Christine Lehleiter awarded Humboldt Fellowship
Dissection of the neck and thorax by Haincelain. Jules Cloquet. Manuel d'anatomie descriptive du corps humain. Paris: Bechet jeune, 1825. Pl. 186. Courtesy of Thomas Fisher Rare Book Library, University of Toronto

Christine Lehleiter awarded Humboldt Fellowship

Congratulations to Christine Lehleiter who has been awarded a Humboldt Fellowship for her project ‘Stimulus, Response, Behavior: Habit at the Intersection of Nature and Culture (1750-1850)’

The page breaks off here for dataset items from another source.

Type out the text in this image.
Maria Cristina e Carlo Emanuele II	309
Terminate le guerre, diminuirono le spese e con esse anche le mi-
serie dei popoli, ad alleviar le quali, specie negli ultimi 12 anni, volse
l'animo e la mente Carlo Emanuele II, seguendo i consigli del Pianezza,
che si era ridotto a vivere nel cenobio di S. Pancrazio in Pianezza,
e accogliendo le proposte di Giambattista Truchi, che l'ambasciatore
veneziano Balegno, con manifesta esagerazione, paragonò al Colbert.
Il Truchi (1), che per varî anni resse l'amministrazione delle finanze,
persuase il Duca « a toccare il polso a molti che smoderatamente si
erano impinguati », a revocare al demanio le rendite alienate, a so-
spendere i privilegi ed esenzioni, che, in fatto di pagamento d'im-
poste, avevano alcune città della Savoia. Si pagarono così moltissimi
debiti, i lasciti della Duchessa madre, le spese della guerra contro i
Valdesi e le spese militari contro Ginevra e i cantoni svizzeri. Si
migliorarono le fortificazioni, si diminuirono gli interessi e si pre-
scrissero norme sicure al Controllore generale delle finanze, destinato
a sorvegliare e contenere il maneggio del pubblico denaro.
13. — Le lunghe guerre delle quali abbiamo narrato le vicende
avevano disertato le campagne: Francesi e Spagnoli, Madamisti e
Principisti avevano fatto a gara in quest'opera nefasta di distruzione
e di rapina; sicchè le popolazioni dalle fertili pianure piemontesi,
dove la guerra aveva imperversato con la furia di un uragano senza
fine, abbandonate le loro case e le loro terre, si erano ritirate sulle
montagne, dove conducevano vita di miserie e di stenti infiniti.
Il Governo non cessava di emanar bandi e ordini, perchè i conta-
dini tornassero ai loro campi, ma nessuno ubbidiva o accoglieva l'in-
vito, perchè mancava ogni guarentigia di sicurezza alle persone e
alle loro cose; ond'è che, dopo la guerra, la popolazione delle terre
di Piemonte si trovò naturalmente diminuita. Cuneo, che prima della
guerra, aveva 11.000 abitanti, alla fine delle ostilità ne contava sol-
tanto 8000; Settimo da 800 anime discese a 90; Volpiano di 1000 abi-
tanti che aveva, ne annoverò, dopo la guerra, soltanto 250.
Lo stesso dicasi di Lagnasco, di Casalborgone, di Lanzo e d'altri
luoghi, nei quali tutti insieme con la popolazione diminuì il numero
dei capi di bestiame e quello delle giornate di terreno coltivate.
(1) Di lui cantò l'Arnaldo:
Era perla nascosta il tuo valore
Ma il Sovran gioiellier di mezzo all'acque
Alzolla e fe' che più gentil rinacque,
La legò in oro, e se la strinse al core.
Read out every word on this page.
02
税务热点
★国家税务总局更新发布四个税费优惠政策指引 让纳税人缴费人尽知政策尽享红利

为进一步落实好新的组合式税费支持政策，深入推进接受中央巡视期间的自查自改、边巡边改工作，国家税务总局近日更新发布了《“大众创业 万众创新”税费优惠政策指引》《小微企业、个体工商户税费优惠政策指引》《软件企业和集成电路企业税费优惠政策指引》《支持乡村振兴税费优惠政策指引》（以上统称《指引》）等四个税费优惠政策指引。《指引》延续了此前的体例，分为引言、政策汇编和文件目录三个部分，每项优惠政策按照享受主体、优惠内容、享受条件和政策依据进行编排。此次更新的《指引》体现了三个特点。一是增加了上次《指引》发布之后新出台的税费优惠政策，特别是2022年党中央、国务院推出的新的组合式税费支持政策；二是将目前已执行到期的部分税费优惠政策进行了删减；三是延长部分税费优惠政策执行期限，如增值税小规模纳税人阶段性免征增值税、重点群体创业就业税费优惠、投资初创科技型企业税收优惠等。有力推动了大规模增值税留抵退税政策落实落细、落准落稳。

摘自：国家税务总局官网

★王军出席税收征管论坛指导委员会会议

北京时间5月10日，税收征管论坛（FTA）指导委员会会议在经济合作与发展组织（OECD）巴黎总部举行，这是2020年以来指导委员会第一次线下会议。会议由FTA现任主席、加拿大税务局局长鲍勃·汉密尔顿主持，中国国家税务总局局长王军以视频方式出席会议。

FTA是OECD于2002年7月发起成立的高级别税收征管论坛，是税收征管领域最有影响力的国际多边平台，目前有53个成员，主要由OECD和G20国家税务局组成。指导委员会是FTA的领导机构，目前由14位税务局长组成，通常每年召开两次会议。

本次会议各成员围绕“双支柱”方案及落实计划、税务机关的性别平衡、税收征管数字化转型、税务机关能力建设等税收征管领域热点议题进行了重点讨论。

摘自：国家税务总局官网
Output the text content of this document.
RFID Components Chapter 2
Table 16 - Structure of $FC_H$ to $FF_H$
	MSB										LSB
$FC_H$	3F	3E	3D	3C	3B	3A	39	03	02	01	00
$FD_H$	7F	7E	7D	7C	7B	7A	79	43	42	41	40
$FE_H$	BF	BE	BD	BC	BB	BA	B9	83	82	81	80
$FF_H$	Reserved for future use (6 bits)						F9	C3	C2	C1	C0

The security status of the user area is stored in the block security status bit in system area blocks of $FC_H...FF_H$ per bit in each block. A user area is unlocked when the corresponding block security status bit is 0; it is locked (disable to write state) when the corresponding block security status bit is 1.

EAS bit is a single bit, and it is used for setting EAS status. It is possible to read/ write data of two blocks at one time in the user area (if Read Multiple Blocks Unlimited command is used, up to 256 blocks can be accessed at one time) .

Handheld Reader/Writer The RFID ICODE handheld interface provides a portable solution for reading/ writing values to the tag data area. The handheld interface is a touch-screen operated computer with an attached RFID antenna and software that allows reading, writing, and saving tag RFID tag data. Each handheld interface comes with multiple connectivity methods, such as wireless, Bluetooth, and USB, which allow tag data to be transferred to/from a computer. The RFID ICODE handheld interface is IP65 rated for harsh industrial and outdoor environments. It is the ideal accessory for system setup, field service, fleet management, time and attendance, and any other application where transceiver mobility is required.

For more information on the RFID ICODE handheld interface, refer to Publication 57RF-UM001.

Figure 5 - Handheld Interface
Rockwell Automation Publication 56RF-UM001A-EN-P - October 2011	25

Stimulus-response connections gained their modern meaning in the context of behaviorist psychology which understood human and animal habit as a result of unconsciously evolving processes of learning (e.g. Watson, Pavlov). This understanding of habit became highly influential in behavioral psychology, but it did not remain unchallenged. Early and strong criticism came from researchers in sociology, for which the behaviorist understanding of habit seemed too mechanistic to account for human behavior and social interaction. Substantial efforts were undertaken in the humanities to rehabilitate the habit concept by freeing it from mechanistic patterns (e.g. Bourdieu, Merleau-Ponty). Christine Lehleiter’s project starts from the premise that the very exclusion of deterministic definitions of habit originates in a reductive understanding of materialist-sensualist traditions. The project aims to uncover the pre-history of habit with particular attention to its psychological and embodied aspects. Located in the Long Eighteenth Century, ‘Stimulus, Response, Behavior’ strives to contribute historical and critical considerations to a concept which has gained new significance in the context of recent developments in computational assessments of human behavior and in artificial intelligence.